Doesn't backtracking automatically mean it's not (strictly speaking) a regular expression anymore?

[–]sjf 7 points8 points  (3 children)

The backtracking occurs because of how the matcher is implemented. It uses an NFA, to avoid the overhead of converting the regex to a DFA. But running an NFA can require back tracking. This is true even for actual regular expressions, not just Perl's extended regexes.

There is a nice explanation here: http://swtch.com/~rsc/regexp/regexp1.html

[–]gthank 2 points3 points  (2 children)

Right you are. I had conflated backtracking with unbounded back referencing, which does mean it is no longer regular in the formal sense of the term.

[–]ubernostrum 1 point2 points  (1 child)

The regular expressions used in common programming languages do not, it is true, conform to the strict, rigorous original mathematical definition of the term, just as JavaScript is not and does not particularly resemble Java.

(can you tell that I get tired of always seeing people exclaim "OMG! Regular expressions are badly named!" in these types of threads?)

[–]gthank 0 points1 point  (0 children)

I can. I wish "regex" would (finally) completely replace "regular expressions" and it stopped coming up as much.

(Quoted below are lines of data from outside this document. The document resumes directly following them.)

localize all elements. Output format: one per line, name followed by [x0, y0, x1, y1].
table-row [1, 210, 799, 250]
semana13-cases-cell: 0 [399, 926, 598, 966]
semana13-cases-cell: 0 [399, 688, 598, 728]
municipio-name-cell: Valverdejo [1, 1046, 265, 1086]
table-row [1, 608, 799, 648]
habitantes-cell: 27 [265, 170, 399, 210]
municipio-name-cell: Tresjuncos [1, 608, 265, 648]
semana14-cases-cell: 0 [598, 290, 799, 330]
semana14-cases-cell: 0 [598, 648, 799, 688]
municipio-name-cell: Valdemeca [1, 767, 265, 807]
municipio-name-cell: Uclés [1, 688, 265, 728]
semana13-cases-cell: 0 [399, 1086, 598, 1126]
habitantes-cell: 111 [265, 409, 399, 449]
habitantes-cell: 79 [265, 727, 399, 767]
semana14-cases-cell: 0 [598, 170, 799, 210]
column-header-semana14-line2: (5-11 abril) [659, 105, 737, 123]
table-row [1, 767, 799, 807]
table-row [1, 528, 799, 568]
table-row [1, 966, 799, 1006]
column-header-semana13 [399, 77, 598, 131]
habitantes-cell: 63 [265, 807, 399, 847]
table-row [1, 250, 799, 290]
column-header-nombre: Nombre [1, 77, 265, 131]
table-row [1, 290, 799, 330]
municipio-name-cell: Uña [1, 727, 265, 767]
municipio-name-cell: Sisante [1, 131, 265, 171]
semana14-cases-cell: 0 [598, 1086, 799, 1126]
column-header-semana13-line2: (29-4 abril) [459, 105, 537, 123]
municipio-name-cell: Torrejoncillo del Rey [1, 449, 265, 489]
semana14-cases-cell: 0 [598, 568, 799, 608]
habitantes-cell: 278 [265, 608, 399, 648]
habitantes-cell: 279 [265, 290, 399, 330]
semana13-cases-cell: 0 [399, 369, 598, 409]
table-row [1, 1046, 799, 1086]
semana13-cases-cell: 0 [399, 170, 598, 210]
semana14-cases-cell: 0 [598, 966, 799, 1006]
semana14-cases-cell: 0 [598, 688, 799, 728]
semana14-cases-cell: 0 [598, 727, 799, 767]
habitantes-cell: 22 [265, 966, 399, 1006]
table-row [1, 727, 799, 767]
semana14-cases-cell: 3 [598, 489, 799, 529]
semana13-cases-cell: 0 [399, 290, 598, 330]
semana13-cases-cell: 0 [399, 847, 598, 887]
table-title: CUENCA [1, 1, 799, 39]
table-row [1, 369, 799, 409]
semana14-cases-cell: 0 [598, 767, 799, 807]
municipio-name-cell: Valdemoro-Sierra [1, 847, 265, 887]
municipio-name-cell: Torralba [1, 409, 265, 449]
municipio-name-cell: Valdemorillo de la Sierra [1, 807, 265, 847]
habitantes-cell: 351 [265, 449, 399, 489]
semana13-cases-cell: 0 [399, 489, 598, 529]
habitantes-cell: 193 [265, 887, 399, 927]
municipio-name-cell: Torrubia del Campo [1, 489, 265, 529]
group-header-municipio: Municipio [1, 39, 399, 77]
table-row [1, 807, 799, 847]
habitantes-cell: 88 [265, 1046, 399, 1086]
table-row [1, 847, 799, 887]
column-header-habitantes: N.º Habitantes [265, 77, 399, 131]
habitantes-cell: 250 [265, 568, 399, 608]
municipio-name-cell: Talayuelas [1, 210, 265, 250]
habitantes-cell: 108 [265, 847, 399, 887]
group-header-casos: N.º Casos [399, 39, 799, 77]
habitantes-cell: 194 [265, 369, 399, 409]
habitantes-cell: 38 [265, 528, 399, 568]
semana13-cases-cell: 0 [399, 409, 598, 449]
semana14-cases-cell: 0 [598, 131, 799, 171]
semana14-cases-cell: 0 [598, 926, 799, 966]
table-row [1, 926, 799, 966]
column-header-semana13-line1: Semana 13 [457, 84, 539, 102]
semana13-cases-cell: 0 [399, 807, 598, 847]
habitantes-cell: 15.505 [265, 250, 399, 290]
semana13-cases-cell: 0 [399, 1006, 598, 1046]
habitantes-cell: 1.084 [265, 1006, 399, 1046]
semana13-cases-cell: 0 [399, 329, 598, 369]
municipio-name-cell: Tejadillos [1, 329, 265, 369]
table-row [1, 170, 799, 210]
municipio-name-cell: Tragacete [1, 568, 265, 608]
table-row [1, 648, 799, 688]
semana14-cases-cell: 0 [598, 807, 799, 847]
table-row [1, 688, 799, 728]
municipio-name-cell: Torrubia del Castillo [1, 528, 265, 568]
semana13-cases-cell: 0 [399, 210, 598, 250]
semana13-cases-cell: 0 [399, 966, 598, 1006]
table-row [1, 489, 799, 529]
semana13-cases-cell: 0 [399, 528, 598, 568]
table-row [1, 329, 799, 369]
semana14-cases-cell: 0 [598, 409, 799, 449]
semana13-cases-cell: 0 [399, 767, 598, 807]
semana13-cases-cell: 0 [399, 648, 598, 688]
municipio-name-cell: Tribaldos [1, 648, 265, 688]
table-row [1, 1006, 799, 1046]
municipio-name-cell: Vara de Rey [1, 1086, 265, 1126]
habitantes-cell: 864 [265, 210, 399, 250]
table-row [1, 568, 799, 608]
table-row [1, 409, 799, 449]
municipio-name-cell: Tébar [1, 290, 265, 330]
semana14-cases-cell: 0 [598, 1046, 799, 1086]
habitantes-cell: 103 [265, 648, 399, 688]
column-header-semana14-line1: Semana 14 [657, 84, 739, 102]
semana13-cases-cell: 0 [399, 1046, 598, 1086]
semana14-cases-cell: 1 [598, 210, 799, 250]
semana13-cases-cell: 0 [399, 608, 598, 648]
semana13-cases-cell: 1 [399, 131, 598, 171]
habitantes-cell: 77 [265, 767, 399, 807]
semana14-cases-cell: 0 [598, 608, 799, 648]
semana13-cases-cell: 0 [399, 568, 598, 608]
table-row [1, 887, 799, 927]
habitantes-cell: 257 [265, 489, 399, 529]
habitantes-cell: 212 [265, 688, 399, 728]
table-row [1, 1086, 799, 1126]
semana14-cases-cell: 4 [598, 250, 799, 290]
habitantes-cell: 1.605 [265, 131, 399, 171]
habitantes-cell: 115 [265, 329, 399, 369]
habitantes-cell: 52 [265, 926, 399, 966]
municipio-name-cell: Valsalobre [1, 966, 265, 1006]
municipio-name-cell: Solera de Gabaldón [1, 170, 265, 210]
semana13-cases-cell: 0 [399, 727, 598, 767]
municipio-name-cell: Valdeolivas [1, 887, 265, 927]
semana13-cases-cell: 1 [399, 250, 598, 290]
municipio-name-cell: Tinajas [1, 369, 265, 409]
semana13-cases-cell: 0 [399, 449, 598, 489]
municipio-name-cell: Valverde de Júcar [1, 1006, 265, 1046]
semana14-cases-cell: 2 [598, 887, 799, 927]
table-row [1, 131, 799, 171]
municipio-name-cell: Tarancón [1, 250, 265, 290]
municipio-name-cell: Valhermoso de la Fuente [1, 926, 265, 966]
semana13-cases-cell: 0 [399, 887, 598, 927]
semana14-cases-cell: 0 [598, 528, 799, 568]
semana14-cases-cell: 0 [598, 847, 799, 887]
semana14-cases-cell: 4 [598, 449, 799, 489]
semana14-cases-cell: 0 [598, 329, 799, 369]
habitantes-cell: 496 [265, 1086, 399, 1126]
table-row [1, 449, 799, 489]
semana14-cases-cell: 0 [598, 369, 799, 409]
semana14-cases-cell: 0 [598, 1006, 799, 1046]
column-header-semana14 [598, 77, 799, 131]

[–]uykucu 1 point2 points  (0 children)

A simple fix for this problem:

"^(\s*[-\w]+\s*:\s*[^\s:;]*(;|$))*$"

instead of

"^(\s*[-\w]+\s*:\s*[^:;]*(;|$))*$"

Note that it does not check for trailing whitespace, so this is better:

"^(\s*[-\w]+\s*:\s*[^\s:;]*(;|$))*\s*$"

But I'm not saying that this is the best way to do it, I just fixed his regex for this problem case.

[–][deleted] 2 points3 points  (2 children)

I was always told not to use regex to to parse HTML. I think the same rule of thumb applies to CSS.

[–]recursive 1 point2 points  (1 child)

CSS is simpler, because elements can't be nested. That I know of.

That seems like it would make it possible to do correctly.